I finally got my merda together to try and get some teaching work, which has turned out to be a very... Brazilian experience. The school asked me to come in for an informal interview last Friday, at which they told me they didn’t have any work for me. They then phoned half an hour later and said they had a class for me at a school out in the suburbs, and could I start on Monday. I sat up preparing my lesson for most of Sunday night, trying desperately to eke out activities to fill the 75 minutes, and turned up bright and early and gibbering slightly with fear for my class on Monday.
On arrival at the school, friendly greetings immediately became blank looks when I said I was here for my lesson, and it turned out there was no such class on Mondays. I was breezily told to come back the next day. Maybe. They would phone me in the morning to confirm. I waited to graciously wave away the apology for their lack of organisation, and after a short silence, began the quarter-mile trudge back to the bus stop for my 40-minute journey home in 40-degree heat. The sanguine, philosophical nature of my reflections on the differences between Brazilian and English attitudes to needlessly wasting several hours of people’s goddamn time can probably be imagined.
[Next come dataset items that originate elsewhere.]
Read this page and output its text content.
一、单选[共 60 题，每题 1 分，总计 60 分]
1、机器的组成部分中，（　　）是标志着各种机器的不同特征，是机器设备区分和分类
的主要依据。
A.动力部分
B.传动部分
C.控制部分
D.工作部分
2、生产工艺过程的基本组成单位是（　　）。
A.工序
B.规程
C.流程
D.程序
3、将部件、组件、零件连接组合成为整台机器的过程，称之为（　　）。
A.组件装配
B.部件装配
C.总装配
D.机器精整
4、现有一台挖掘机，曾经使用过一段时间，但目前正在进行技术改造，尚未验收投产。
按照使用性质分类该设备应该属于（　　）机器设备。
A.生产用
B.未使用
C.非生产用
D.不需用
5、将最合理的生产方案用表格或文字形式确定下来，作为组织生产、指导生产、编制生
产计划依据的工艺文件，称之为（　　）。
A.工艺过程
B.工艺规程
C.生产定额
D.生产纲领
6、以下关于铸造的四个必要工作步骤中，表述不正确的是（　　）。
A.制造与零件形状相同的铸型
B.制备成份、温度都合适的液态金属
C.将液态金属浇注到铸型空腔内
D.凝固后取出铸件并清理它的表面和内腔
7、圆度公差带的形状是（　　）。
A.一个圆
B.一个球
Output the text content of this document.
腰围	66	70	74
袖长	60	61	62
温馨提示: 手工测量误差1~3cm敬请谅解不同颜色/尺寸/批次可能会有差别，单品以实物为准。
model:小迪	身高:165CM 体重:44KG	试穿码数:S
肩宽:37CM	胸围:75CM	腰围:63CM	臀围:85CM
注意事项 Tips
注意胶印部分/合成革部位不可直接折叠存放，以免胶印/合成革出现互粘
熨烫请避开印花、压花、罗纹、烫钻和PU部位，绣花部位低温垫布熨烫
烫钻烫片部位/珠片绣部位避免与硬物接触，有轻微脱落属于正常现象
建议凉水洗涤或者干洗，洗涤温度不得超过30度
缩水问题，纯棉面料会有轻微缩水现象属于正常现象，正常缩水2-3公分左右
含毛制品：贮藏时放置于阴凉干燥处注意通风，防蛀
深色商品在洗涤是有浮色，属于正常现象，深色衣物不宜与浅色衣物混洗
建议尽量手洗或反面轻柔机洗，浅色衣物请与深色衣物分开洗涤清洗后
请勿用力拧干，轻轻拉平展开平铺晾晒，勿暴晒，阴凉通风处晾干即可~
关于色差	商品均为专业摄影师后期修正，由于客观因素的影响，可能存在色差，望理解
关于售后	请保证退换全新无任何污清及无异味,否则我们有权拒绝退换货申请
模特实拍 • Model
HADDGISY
However, they did manage to confirm, and I had my first lesson yesterday. The residual effect of phoning students on the morning of the lesson to tell them about it was that ten minutes after it was due to start, a total of three students had turned up. I tried not to panic too obviously about the fact that most of my getting-to-know-you activities involved team games, but the relief probably showed on my face when, just as my non-team activities finished, a fourth student arrived, and my bacon was saved.
Well, to an extent. There’s a slight going-through-the-motions forlornness about four children sitting close together in the middle of a large, echoing classroom, competing gamely despite the fact that one team are winning everything because their teacher doesn’t know them well enough to pair the dumb kids with the clever ones.
*tumbleweed*
Still! There are always reasons to be cheerful. After all, one of the boys is called Alison.
Also, on Saturday morning Meire is taking me, Aline and her sisters Alicea and Janaina on a road-trip down to Salvador for carnival. WOO-HA! I’m so looking forward to it that not even ‘Lisie and Ina slagging off axê and pagode, the Bahian music I love, is putting me off in the least.
I merely smile at the thought that the best Recife can offer is frevo, which involves a dance that looks like a chronically pigeon-toed person attempting the can-can and the hokey-cokey at the same time, while brandishing a miniature rainbow-coloured umbrella. Frevo is quite often danced by large, muscular men.
Brazilians are notorious for throwing themselves into any kind of dance, however naff, with endearing whole-heartedness. However, a less widely-known side effect of this is that when, as in the case of frevo, they embrace the ridiculous over the sublime, they are quite capable of making Timmy Mallett look like James Dean.
1 comment:
Ally [Visitor]
2007-02-16 @ 21:51
Hahahahahaha. Excellent. That makes the flakiness of British education seem like the very apogee of efficiency. Glad you're having fun in the classroom. :-)
scotty [Visitor]
2007-02-17 @ 22:24
timmy mallett? showing your age with wackaday quotes aren't you )))
Dan [Visitor]
2007-02-18 @ 02:35
However, Mallett remains an epitome of uncool twattiness, in a way that will, sadly, live beyond the hurly burly of generations and popular fashion.
Mooska [Visitor]
2007-02-22 @ 12:16
I don't know what Wackaday is, but anyone who ever heard or saw Top Of The Pops when the Mallett had that single out will have the horror burnt deep into their synapses forever. Fact. :-p
Ally: apparently, if the rest of my class doesn't turn up today now that carnival is over, I have to phone round their parents. None of whom will speak English. Oh joy.